Acute optic neuritis is diagnosed through a combination of the patient’s medical history, a thorough ophthalmologic exam with tests like the swinging flashlight test and color vision testing, and specialized imaging like an MRI of the brain and orbits. Key findings include subacute vision loss, often with pain on eye movement, a relative afferent pupillary defect (RAPD) or Marcus Gunn pupil, reduced color vision, and central visual field defects. The MRI is crucial for detecting optic nerve inflammation and brain lesions associated with Multiple Sclerosis (MS), helping to confirm the diagnosis and assess the risk for other conditions. 

Prognosis

The prognosis for acute optic neuritis is generally good, with most people experiencing partial or full vision recovery within weeks to months, though some may have persistent visual issues like reduced color vision or contrast sensitivity.
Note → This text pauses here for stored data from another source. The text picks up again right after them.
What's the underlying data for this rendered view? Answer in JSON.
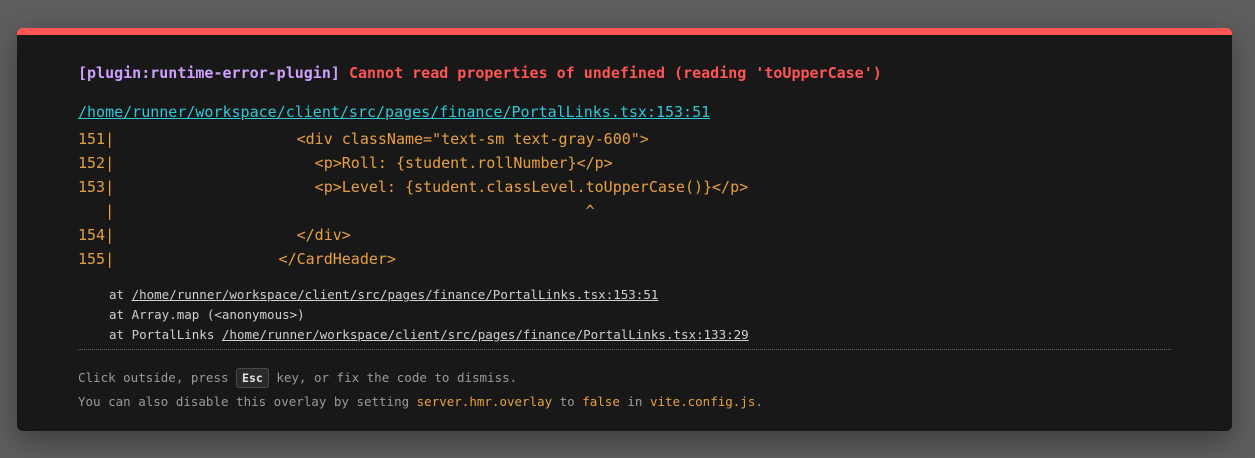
{
  "overlay": {
    "plugin": "[plugin:runtime-error-plugin]",
    "message": "Cannot read properties of undefined (reading 'toUpperCase')",
    "file": "/home/runner/workspace/client/src/pages/finance/PortalLinks.tsx:153:51",
    "frame": [
      {
        "num": "151|",
        "code": "                    <div className=\"text-sm text-gray-600\">"
      },
      {
        "num": "152|",
        "code": "                      <p>Roll: {student.rollNumber}</p>"
      },
      {
        "num": "153|",
        "code": "                      <p>Level: {student.classLevel.toUpperCase()}</p>"
      },
      {
        "num": "   |",
        "code": "                                                    ^"
      },
      {
        "num": "154|",
        "code": "                    </div>"
      },
      {
        "num": "155|",
        "code": "                  </CardHeader>"
      }
    ],
    "stack": [
      {
        "prefix": "at ",
        "link": "/home/runner/workspace/client/src/pages/finance/PortalLinks.tsx:153:51",
        "suffix": ""
      },
      {
        "prefix": "at Array.map (<anonymous>)",
        "link": "",
        "suffix": ""
      },
      {
        "prefix": "at PortalLinks ",
        "link": "/home/runner/workspace/client/src/pages/finance/PortalLinks.tsx:133:29",
        "suffix": ""
      }
    ],
    "tip1": {
      "before": "Click outside, press ",
      "key": "Esc",
      "after": " key, or fix the code to dismiss."
    },
    "tip2": {
      "t1": "You can also disable this overlay by setting ",
      "c1": "server.hmr.overlay",
      "t2": " to ",
      "c2": "false",
      "t3": " in ",
      "c3": "vite.config.js",
      "t4": "."
    },
    "colors": {
      "accent_bar": "#ff5555",
      "plugin": "#cfa0ff",
      "error": "#ff5555",
      "link": "#2ec8d8",
      "code": "#e8a040",
      "background": "#181818"
    }
  }
}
Recovery is often faster and the risk of developing multiple sclerosis (MS) or other neurological conditions depends on factors like the specific type of optic neuritis and whether treatment is given. 

Treatment

Acute optic neuritis is treated with high-dose intravenous corticosteroids (like methylprednisolone) followed by an oral prednisone taper, which speeds visual recovery but doesn’t change the long-term visual prognosis, and is more effective for those with severe symptoms or MS lesions on an MRI scan. Other treatments depend on the cause; for severe cases unresponsive to steroids, plasma exchange (PLEX) may be used, while MS or autoimmune conditions like MOGAD or NMOSD may require disease-modifying therapies. Some cases, especially if symptoms are mild, may improve on their own with watchful waiting.